I had to be careful because June had begun to examine my cosmetics and sort through my toilet things and handle my clothes. She even opened my handbag. It was not the bag I had bought on the first day but a large one that I had bought since.
‘You don’t have any letters in here,’ she said.
‘Should I have?’
‘Women always have letters in their handbags.’
‘I don’t.’
‘Then you’re an exception. I’m always finding my bag stuffed with letters. I have to sort them out and burn most of them.’
‘I’m a spy,’ I said. ‘I eat all my letters.’
‘Haven’t you got any family at all?’ she asked.
‘Not now.’
‘And you haven’t got a boy friend.’
‘No.’
‘You must have.’
‘I haven’t.’
‘No family, no boy friends, no job. Don’t you ever get sad?’
‘I’m very happy.’
‘I don’t see how you can be. Even Marguerite feels a bit sorry for you. You’re so strange. I think there’s something very odd about you, Wendy. I don’t know what it is, but it’s something.’

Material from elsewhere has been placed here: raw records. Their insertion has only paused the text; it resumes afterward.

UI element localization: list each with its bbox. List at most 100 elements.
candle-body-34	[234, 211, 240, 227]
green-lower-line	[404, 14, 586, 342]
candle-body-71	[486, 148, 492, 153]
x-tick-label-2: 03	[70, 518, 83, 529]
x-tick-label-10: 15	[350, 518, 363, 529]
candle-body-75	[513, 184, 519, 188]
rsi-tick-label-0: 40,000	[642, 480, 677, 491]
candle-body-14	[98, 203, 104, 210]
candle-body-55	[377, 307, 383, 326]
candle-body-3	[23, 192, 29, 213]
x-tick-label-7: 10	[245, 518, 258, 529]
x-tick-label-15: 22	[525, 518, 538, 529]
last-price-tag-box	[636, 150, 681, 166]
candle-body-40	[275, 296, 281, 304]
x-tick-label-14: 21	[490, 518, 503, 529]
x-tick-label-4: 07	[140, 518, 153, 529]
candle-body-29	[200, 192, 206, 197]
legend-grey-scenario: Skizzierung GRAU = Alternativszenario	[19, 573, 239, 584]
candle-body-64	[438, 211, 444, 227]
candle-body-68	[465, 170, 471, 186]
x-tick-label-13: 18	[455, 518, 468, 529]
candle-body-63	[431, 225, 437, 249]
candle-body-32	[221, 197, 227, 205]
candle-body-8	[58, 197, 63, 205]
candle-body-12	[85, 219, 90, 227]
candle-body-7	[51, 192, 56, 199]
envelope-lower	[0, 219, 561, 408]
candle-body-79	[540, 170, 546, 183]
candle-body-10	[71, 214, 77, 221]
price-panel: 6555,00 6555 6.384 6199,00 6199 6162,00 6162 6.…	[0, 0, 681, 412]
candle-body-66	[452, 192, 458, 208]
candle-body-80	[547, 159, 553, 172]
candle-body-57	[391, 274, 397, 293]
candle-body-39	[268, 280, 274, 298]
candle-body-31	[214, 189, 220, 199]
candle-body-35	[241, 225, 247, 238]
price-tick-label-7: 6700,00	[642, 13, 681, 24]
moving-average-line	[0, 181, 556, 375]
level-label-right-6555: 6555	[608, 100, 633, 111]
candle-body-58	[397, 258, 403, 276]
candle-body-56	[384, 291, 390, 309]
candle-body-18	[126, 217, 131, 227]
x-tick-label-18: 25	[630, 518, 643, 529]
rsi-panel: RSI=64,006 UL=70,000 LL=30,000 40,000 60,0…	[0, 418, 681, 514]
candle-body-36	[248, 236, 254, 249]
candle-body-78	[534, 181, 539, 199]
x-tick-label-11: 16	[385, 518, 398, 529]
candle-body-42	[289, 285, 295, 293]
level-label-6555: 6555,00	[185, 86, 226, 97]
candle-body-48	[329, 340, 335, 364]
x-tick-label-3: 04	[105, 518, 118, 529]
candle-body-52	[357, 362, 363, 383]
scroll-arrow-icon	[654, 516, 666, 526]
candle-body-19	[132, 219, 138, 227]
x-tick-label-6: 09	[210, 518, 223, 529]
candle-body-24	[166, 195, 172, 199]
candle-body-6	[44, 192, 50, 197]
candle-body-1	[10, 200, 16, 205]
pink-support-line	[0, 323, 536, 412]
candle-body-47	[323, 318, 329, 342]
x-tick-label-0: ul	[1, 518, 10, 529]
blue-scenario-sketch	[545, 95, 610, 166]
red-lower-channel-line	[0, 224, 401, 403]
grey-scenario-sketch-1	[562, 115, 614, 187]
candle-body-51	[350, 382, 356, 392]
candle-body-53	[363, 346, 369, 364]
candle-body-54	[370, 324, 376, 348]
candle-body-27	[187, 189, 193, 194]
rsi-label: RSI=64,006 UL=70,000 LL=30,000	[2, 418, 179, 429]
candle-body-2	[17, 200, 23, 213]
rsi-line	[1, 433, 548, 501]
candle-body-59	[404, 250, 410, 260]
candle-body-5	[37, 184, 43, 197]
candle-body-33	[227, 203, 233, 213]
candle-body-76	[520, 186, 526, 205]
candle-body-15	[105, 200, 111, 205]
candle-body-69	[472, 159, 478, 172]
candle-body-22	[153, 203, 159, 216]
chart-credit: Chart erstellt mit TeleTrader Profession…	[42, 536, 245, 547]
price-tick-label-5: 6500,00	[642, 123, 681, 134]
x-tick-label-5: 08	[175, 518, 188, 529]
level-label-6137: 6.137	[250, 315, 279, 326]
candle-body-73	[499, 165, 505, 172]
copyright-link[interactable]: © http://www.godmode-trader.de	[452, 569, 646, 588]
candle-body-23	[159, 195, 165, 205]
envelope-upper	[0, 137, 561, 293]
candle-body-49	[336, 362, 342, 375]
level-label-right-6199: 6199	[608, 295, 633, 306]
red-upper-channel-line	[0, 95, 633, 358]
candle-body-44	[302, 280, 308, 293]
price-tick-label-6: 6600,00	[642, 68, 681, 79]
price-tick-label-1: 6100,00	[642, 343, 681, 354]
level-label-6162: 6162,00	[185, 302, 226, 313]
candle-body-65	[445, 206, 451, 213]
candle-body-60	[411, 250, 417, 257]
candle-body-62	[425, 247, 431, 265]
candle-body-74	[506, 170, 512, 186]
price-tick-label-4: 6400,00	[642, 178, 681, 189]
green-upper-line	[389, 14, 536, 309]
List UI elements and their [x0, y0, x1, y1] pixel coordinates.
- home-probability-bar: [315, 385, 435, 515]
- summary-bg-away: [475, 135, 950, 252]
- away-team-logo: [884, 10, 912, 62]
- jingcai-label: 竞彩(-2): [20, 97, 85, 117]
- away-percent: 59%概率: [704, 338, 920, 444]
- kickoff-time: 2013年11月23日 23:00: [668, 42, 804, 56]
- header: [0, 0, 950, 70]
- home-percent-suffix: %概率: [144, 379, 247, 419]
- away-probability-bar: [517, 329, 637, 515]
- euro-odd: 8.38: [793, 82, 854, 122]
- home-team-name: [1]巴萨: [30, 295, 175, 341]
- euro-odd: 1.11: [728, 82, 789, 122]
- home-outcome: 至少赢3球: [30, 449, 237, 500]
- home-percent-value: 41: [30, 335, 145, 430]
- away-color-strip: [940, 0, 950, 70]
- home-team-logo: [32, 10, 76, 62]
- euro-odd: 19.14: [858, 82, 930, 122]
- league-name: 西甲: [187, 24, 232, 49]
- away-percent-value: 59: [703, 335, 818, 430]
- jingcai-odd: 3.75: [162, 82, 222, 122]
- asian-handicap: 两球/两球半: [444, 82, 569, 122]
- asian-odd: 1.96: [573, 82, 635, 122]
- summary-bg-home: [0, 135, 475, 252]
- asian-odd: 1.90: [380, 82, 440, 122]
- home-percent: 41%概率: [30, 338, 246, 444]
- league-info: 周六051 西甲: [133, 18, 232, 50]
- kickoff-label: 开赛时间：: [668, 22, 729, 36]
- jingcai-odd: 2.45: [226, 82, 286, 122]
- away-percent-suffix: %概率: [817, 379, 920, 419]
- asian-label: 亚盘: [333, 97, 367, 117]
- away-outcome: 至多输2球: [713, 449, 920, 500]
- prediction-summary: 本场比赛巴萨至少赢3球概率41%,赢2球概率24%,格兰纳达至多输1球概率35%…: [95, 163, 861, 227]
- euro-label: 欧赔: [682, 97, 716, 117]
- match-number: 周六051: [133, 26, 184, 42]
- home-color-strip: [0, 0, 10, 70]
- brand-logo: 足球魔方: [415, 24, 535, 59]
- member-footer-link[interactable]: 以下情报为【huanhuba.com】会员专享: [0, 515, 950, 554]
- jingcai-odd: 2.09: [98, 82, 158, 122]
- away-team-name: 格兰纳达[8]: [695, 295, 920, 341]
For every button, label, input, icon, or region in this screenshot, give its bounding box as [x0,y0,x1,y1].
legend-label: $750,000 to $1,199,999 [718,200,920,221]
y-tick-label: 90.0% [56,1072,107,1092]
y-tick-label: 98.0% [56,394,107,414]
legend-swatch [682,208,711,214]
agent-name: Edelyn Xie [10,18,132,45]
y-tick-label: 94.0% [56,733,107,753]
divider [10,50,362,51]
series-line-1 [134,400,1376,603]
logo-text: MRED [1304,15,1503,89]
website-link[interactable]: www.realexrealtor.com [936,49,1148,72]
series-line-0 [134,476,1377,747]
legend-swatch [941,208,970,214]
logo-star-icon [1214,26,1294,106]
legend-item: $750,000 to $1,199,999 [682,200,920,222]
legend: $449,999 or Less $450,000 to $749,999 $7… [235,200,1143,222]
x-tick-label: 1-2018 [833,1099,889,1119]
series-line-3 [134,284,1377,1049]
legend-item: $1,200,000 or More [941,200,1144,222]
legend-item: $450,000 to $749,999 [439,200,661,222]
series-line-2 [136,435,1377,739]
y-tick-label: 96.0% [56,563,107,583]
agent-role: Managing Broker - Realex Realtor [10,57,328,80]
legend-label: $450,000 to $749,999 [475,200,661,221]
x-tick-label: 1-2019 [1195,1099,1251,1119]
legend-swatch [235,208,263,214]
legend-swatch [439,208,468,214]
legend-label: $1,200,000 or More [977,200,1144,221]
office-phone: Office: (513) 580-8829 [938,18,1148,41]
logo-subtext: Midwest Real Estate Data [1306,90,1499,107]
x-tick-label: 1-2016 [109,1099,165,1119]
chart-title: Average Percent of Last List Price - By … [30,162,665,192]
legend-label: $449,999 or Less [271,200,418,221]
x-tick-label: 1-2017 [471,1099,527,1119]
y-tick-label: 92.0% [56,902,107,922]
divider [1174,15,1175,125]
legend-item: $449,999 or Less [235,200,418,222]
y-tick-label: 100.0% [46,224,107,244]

‘Am I a woman of mystery?’
‘Yes, you are. You ought to be fretting about not having anything to do, but you don’t seem to mind. If I were like you, I’d want to be a model—’ She stopped. ‘I know what’s strange,’ she said. ‘You’re always so well dressed and your hair is always so nice and you always look as though you’ve just come from a beautician’s, but you’re never going anywhere. It looks lovely, but it’s unnatural. You wear your clothes as though they were the most important things in the world. Everybody does that sometimes, but you’re doing it all the time. You’re too ladylike. Whenever I come in here you’re always as fresh as a daisy. You’re too perfect.’
I said that I liked to look nice.
‘But you seem to overdo it. You’re far too ladylike. And you’re so self-conscious.’
‘I’m not.’
‘You are.’
‘I’m not at all.’
‘You are. Look at the way you’re sitting in that chair.’
I crossed my legs.
‘It’s no use doing that,’ she said. ‘I think you’re rather strange—if you don’t mind my saying so. Did your mother’s death have an effect on you?’
‘It may have had.’ I saw an opportunity to explain my strangeness. ‘It made me very anxious about everything. You see, I feel that I have to be neat and tidy all the time or something dreadful will happen.’
‘You ought to see a psychiatrist.’
‘What for?’
‘He might be able to make you more relaxed. Don’t you think so?’